Computer and Video Games found it easy to determine where the ball was thanks to the 3D depth effect but felt that the game, while fun, was a bit too easy even on the highest difficulty and noted the short length of the tournament mode. AllGames Scott Alan Marriott regarded it as one of the most entertaining tennis games. Marriott commended its graphics but criticized the lack of a league mode, multiple court surfaces, and additional characters. Danny Wallace of Total! opined that the game was simple yet addictive and very playable. Victor Lucas, from The Electric Playground (EP Daily), felt that Mario's Tennis was a nice introduction to the Virtual Boy. Lucas gave positive remarks to its audiovisual design and good recreation of racket swings but faulted the mediocre AI opponents.

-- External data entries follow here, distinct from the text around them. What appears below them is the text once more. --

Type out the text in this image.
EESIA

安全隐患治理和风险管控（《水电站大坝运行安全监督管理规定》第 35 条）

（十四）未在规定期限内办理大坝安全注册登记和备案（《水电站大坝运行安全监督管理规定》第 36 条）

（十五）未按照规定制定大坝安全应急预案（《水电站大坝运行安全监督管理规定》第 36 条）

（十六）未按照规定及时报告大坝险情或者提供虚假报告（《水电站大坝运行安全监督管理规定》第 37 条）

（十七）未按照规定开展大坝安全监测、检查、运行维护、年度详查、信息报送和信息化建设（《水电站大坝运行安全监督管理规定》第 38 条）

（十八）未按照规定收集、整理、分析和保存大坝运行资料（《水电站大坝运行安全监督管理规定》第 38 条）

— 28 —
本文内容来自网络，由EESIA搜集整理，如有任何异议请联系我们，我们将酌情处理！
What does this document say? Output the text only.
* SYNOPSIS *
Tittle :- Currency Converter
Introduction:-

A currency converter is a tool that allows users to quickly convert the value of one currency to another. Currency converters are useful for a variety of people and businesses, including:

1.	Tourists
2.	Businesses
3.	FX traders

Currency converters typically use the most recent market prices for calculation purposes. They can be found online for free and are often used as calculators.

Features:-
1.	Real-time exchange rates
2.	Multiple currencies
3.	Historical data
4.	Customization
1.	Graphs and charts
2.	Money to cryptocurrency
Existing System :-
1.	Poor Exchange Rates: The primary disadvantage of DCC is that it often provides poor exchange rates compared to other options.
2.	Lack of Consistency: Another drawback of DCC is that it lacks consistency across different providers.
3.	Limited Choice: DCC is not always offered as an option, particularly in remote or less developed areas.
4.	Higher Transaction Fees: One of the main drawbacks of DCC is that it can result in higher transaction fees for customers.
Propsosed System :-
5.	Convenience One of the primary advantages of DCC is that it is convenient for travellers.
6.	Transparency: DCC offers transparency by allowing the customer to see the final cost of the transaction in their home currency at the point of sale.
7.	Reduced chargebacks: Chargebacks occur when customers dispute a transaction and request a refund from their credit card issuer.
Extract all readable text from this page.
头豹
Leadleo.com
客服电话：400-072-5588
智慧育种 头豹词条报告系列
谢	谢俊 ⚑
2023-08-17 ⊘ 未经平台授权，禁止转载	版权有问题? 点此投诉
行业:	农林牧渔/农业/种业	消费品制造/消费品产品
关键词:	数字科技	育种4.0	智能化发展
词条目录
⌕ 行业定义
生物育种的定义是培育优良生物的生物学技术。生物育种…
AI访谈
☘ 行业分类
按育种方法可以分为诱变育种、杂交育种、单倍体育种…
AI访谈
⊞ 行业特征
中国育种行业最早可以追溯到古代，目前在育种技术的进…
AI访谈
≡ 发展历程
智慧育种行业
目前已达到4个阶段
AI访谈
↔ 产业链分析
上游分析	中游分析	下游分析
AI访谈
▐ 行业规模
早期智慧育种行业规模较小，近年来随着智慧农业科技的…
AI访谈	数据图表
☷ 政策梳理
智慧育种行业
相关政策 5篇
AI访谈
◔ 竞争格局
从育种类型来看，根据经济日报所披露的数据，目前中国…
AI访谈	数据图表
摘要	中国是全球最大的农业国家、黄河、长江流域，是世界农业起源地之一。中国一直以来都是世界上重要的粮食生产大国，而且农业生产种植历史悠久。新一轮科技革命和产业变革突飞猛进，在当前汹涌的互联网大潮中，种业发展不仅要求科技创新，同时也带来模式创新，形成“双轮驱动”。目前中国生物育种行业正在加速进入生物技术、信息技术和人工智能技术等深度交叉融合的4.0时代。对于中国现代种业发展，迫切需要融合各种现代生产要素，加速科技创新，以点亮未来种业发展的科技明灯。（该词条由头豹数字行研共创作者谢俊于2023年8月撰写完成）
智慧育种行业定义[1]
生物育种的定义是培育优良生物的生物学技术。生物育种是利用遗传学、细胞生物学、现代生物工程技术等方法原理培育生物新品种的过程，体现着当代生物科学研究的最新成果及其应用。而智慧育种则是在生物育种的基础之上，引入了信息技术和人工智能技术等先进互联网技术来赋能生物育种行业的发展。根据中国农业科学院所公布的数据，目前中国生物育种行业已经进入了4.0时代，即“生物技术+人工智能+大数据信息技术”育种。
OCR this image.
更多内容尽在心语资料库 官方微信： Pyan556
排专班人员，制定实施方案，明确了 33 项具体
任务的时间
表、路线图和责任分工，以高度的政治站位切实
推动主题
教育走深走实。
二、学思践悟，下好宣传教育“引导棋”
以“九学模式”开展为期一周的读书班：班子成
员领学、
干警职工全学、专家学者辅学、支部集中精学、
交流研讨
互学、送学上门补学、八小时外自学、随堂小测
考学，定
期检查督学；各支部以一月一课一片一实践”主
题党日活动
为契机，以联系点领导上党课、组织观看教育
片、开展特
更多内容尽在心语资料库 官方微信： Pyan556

Game Players commended Mario's Tennis for its fun gameplay, ease of control, and pleasing 3D effect, but remarked that while not a good tennis simulator, it was a solid title. Game Players also awarded it "Best Virtual Boy Game" of 1995. Nintendo Power highlighted the game's easy learning curve and fun characters, but the lack of a two-player option was seen as a negative. Next Generation stated that "if you're looking for an addictive title to play on your Virtual Boy, this is one of the best choices you can make". Super Plays Tony Mott commented positively on the characters' humor and found the doubles mode entertaining but felt that the game's 3D was not as effective as expected. Game Zero Magazines Bryan Carter wrote that "if you're a casual player and somehow managed to pick up a Virtual Boy without this game, I wouldn't recommend going to [sic] far out of your way to hunt it down".

Review scores
| Publication | Score |
|---|---|
| AllGame | 4/5 |
| Computer and Video Games | 81% |
| EP Daily | 7/10 |
| Famitsu | 7/10, 6/10, 6/10, 7/10 |
| Game Players | 70% |
| GameFan | 85/100, 82/100 |
| Next Generation | 3/5 |
| Super Play | 6/10 |
| Total! | 80% |
| Game Zero Magazine | 13.5/25 |
| Ultimate Future Games | 75% |
| VideoGames | 9/10 |

Awards
| Publication | Award |
|---|---|
| Game Players (1995) | Best Virtual Boy Game |
| GamePro (1995) | Best Virtual Boy Game |

=== Retrospective coverage ===
In retrospectives, Mario's Tennis has been listed among the best Virtual Boy games by IGN, Nintendo Life, and Destructoid. The Rome News-Tribune referred to the game as the only decent stab at tennis prior to Virtua Tennis. Philip Wesley and Ron Price of Nintendojo commended the game's overall graphical presentation but were divided regarding its while criticizing its lack of gameplay depth and multiplayer mode. Nintendo Lifes Dave Frear called it a simple but solid tennis game, giving positive remarks for its audiovisual department and excellent 3D effect, but felt that the lack of a multiplayer mode and the lack of additional characters held it back. 1Up.com praised the game's 3D effects but criticized the lack of a multiplayer mode or much to actually accomplish in the single-player mode. GamesRadar stated that the game worked fairly well as a 3D showpiece but noted that its gameplay was rudimentary. Nintendo World Reports John Rairdin highlighted the game's character sprites and decent use of 3D but faulted the lack of multiplayer, unique Mario elements, and shallow gameplay.

== Legacy ==

Mario's Tennis kicked off the Mario Tennis series and is credited as the game that started the sports-related sub-series of Mario video games in general. These include Mario Golf, Mario Baseball, and Mario Strikers. In 2017, hobbyist developer Martin "M.K." Kujaczynski released a multiplayer patch for the game that allows players to compete head-to-head in singles and doubles matches using fan-made Virtual Boy link cables.